New technology was put to the test to keep water clean in Cape Coral Friday. It’s yet another effort to improve water quality for people and fish.
The City of Cape Coral hopes bubble curtain technology is the answer to stop blue-green-algae outbreaks.
“Our goal is to avoid a repeat of 2018,” said Michael Ilczyszyn, the assistant public works director.
A city spokesperson told us the day’s bubble curtain test went perfectly. That means Cape Coral will move forward with a permitting process with U.S. Army Corps of Engineers.
The curtain is supposed to stop algae from spreading when the tide comes in by forming this barrier.
Ilczyszyn explains it will be turned on when needed.
“If there’s a presence of blue-green algae all the way up to the Franklin Lock if it’s detected, there, we’ll be able to turn that on,” Ilczyszyn said. “So if and when they open, that we already have the curtain running before it gets here.”
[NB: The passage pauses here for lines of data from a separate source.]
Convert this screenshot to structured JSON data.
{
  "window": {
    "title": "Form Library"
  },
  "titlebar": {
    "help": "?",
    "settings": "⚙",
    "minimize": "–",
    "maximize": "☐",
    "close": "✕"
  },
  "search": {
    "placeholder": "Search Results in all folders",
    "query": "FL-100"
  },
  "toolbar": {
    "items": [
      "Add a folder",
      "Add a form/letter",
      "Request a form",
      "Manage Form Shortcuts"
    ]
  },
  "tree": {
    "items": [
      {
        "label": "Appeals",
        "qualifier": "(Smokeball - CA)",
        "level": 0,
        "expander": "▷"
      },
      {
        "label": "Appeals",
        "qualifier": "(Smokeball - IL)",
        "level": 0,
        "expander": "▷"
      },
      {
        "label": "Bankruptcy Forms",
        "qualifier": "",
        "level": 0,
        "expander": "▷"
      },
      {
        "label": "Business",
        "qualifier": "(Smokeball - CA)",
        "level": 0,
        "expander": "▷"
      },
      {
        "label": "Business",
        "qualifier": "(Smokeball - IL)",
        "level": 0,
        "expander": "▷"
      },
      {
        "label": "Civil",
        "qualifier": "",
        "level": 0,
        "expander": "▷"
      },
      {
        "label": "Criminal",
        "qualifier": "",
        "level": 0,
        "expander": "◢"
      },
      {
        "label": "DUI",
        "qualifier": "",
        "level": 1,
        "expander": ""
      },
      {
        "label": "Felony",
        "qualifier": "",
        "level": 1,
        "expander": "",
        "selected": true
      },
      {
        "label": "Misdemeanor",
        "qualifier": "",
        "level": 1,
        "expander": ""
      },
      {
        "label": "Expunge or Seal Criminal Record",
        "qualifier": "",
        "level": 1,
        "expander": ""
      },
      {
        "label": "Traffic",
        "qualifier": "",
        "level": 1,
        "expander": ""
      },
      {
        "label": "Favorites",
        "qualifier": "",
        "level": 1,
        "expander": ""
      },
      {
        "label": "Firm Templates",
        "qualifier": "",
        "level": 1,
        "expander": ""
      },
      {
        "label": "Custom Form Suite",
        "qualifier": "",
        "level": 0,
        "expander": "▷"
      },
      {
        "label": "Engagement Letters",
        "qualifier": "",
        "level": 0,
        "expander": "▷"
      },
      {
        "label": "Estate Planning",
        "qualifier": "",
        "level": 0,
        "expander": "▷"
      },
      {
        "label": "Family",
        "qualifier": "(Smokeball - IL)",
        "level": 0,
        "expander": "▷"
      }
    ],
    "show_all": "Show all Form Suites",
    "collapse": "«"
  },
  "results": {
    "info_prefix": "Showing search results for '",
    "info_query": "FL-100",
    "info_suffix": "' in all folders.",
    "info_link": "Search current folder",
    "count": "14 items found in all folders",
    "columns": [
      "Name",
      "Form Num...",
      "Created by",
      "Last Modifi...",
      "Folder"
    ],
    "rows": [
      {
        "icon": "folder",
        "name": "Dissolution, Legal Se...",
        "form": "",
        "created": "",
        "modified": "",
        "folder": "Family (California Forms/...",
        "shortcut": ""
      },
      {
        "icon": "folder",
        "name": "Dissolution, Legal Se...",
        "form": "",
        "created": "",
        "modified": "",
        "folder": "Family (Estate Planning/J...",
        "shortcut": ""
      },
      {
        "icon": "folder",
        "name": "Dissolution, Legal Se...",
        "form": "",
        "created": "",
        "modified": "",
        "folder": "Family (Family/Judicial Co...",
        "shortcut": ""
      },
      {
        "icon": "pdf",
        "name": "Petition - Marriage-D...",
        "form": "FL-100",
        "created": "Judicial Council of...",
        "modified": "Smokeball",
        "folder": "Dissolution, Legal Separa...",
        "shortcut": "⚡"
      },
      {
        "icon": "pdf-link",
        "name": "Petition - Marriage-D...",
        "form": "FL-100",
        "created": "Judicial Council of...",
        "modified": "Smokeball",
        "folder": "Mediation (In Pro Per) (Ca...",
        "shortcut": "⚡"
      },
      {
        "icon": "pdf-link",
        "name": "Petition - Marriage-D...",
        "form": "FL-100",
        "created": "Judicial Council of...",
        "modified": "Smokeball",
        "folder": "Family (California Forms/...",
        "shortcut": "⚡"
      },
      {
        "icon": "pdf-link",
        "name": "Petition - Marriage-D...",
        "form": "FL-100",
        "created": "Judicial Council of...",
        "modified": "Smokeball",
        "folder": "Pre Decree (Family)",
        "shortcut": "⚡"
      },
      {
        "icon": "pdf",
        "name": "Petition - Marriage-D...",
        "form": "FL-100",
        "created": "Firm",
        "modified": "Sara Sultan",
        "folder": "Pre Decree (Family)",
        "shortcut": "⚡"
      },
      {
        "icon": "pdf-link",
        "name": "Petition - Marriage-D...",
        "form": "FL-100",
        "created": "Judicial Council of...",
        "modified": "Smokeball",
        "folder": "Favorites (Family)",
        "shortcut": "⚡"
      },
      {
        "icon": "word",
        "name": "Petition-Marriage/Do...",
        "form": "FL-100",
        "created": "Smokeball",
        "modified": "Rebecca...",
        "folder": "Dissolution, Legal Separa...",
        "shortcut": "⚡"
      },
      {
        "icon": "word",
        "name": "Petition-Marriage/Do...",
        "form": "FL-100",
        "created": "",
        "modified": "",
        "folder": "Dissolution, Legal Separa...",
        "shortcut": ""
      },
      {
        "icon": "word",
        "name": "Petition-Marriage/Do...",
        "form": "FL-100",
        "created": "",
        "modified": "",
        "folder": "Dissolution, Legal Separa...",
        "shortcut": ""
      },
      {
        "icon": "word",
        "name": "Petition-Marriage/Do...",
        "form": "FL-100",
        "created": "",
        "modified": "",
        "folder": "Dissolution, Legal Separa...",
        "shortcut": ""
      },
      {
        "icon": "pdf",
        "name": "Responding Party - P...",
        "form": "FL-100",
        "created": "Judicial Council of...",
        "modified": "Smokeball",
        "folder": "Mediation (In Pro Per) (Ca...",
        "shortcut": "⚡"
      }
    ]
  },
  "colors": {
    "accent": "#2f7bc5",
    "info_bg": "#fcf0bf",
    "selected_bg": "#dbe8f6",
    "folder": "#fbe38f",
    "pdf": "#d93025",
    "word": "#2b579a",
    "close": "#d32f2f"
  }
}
The city got permission to run this test in the Mandolin Canal Friday. This is a major part of the permitting process with USACE. A hurdle for the city is to prove the curtain won’t harm the habitat of the endangered smalltooth sawfish .
“If we can prove otherwise that the fish can migrate through that air curtain, then, we’ll have better flexibility to run it when we actually have a blue-green algae outbreak,” Ilczyszyn said.
When we were at the test, they were getting a signal from in front of the curtain, an encouraging sign.
Before that installation, they city awaits its permit approval, with the hope of keeping these outbreaks out of canals.
Councilman Tom Hayden told us this test is just the beginning.
“This successful test was the next step in us being able to now go to the other canals, install the curtains and then move forward and hopefully have everything in place for next rainy season,” Hayden said.